CMM is puzzled why government does not recognise what a cost and communication effective source of information on health and community service issue MOOCs, like Deakin’s new ones are and start commissioning them instead of conventional comms campaigns.
VC, you have the handle
Geraldine Mackenzie took over as vice chancellor at the University of Southern Queensland with her accession to authority marked by the ceremonial change-over of the university’s Twitter handle. It is now Geraldine Mackenzie @USQVC
UniSA is still friends with Open Universities Australia
The University of South Australia has been marketing new online courses for weeks (CMM August 10 ) but formally launched “a suite of 11 career-focused degrees,” yesterday. “Each of UniSA Online’s new bachelor degree programs is designed specifically for online education and will be rolled out with a suite of unrivalled dedicated student supports to enable successful learning,” the university states. The 11 all-on-line degrees cover IT, business and health disciplines.

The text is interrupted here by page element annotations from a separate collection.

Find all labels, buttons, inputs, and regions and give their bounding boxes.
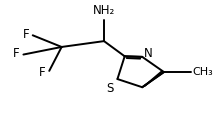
Text: NH₂: NH₂ bbox=[93, 4, 115, 17]
Text: F: F bbox=[38, 66, 45, 79]
Text: S: S bbox=[106, 82, 113, 95]
Text: N: N bbox=[144, 47, 153, 60]
Text: CH₃: CH₃ bbox=[193, 67, 214, 77]
Text: F: F bbox=[23, 28, 30, 41]
Text: F: F bbox=[13, 47, 19, 60]
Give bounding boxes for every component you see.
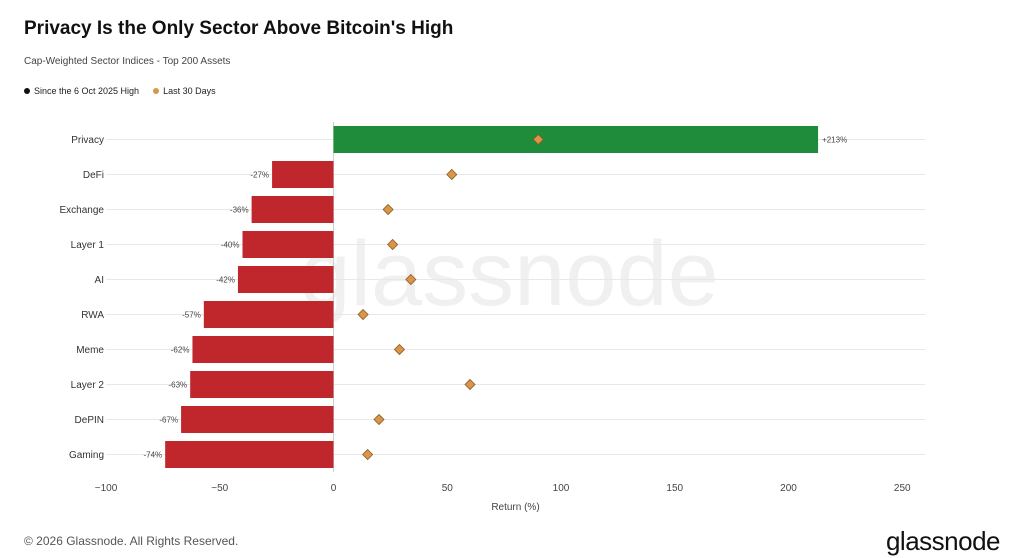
bar-layer-1 [242, 231, 334, 258]
x-tick-label: 0 [331, 483, 337, 494]
diamond-marker [357, 308, 369, 321]
category-label: DeFi [83, 170, 104, 181]
category-label: AI [95, 275, 104, 286]
bar-ai [237, 266, 334, 293]
watermark: glassnode [299, 223, 718, 325]
category-label: RWA [81, 310, 104, 321]
legend-dot-last-30-days [153, 88, 160, 94]
data-label: +213% [822, 136, 847, 145]
x-tick-label: −100 [95, 483, 118, 494]
legend-label-since-high: Since the 6 Oct 2025 High [34, 86, 140, 96]
data-label: -40% [221, 241, 240, 250]
data-label: -67% [159, 416, 178, 425]
category-label: Privacy [71, 135, 104, 146]
legend-item-last-30-days: Last 30 Days [153, 86, 216, 96]
diamond-marker [362, 448, 374, 461]
diamond-marker [393, 343, 406, 356]
data-label: -62% [171, 346, 190, 355]
glassnode-logo: glassnode [885, 526, 1001, 556]
chart-subtitle: Cap-Weighted Sector Indices - Top 200 As… [24, 56, 231, 67]
data-label: -57% [182, 311, 201, 320]
x-tick-label: 50 [442, 483, 454, 494]
bar-privacy [333, 126, 819, 153]
legend-label-last-30-days: Last 30 Days [163, 86, 216, 96]
category-label: Meme [76, 345, 104, 356]
diamond-marker [405, 273, 417, 286]
x-tick-label: 250 [894, 483, 911, 494]
bar-exchange [251, 196, 334, 223]
bar-layer-2 [190, 371, 334, 398]
x-tick-label: 150 [666, 483, 683, 494]
bar-defi [272, 161, 334, 188]
x-tick-label: −50 [211, 483, 228, 494]
data-label: -74% [143, 451, 162, 460]
category-label: Layer 1 [71, 240, 105, 251]
legend-dot-since-high [24, 88, 30, 94]
category-label: DePIN [75, 415, 104, 426]
copyright-text: © 2026 Glassnode. All Rights Reserved. [24, 534, 239, 548]
category-label: Exchange [60, 205, 105, 216]
legend: Since the 6 Oct 2025 High Last 30 Days [24, 86, 216, 96]
x-tick-label: 100 [553, 483, 570, 494]
bar-gaming [165, 441, 334, 468]
chart-title: Privacy Is the Only Sector Above Bitcoin… [24, 18, 454, 39]
data-label: -27% [250, 171, 269, 180]
bar-depin [181, 406, 334, 433]
legend-item-since-high: Since the 6 Oct 2025 High [24, 86, 139, 96]
diamond-marker [373, 413, 385, 426]
x-axis-label: Return (%) [491, 502, 539, 513]
data-label: -36% [230, 206, 249, 215]
diamond-marker [387, 238, 399, 251]
bar-rwa [203, 301, 334, 328]
diamond-marker [382, 203, 394, 216]
data-label: -42% [216, 276, 235, 285]
data-label: -63% [168, 381, 187, 390]
category-label: Gaming [69, 450, 104, 461]
diamond-marker [464, 378, 476, 391]
bar-meme [192, 336, 334, 363]
diamond-marker [446, 168, 458, 181]
diamond-marker [532, 133, 544, 146]
category-label: Layer 2 [71, 380, 105, 391]
x-tick-label: 200 [780, 483, 797, 494]
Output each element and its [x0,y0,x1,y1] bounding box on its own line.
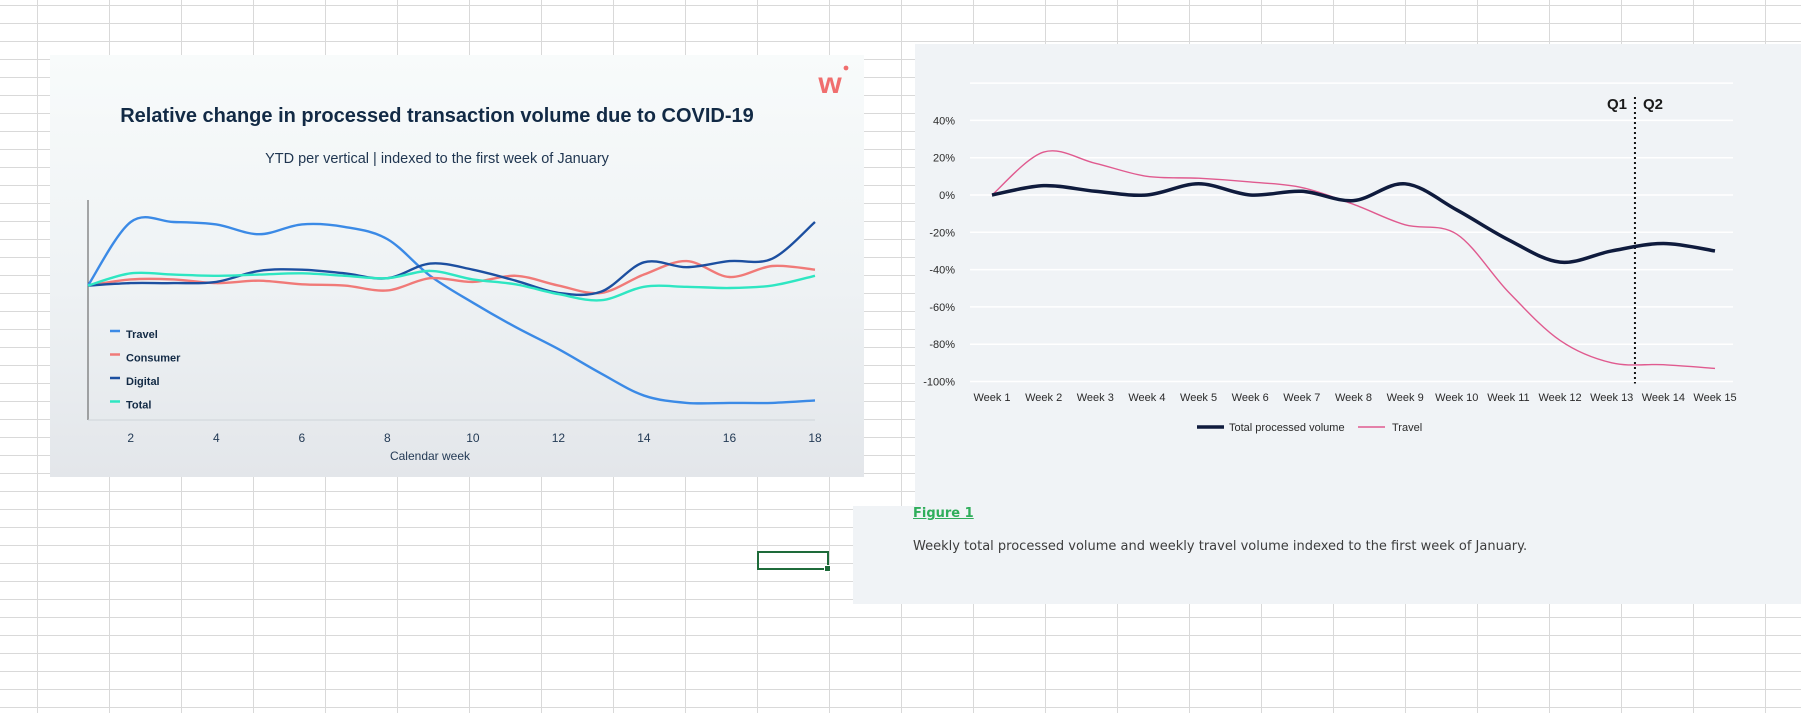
y-tick-label: -20% [929,227,955,239]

“UniSA has a long and proud history of reaching out and bridging barriers to educational access, dating back to the 1990s when we were one of the largest providers of distance education in Australia. A few generations on and UniSA Online is a next step in that evolution,” the university states.
But where does that leave the online breakthrough provider and UniSA partner Open Universities Australia? “We are still working through OUA and see it as a wholly complementary channel to UniSA Online,” VC David Lloyd says.
“There is no real threat to OUA from UniSA’s move to set up an internal online education unit” OUA CEO Paul Wappett adds.
“(UniSA) will continue to sell through OUA all of the existing subjects and degree programs that they have traditionally offered through us, and we are negotiating with them about how they might offer those new online degree programs through the OUA marketplace as well as through their own direct channel. “So, we are delighted for UniSA (and for us),” Mr Wappett says.
Principals in training
Monash University is launching a graduate certificate for aspiring school principals, offered jointly with the state government’s Bastow Institute of School leadership. Some 640 “aspiring principals” will take the course over the next four years.
Set in stone
The eagerly anticipated Australian Higher Education Industrial Association starts today in Christchurch NZ (maybe it’s out of NTEU surveillance satellite range). The official theme is “beyond benchmarking” (CMM July 27) but there is one benchmark that will be set in stone – Murdoch U’s win in the Fair Work Commission.
Bottoming out
Training numbers are down, again
The estimable National Centre for Vocational Education Research reports yet another decline in the decline of combined apprentice and trainee numbers. In the March quarter 275 000 people were in training, down 3.7 per cent on the previous year. However, there is at least one sign that the long drop in numbers is ending, with commencements effectively stable year on year, down just 0.1 per cent to 56 000.
Even so, it looks like more evidence that the training system is broken, but only because trainee and apprentice numbers are combined. According to the Mitchell Institute, apprentice numbers are steady over decades, the big falls are in traineeships, which are driven by government subsidies (CMM August 21).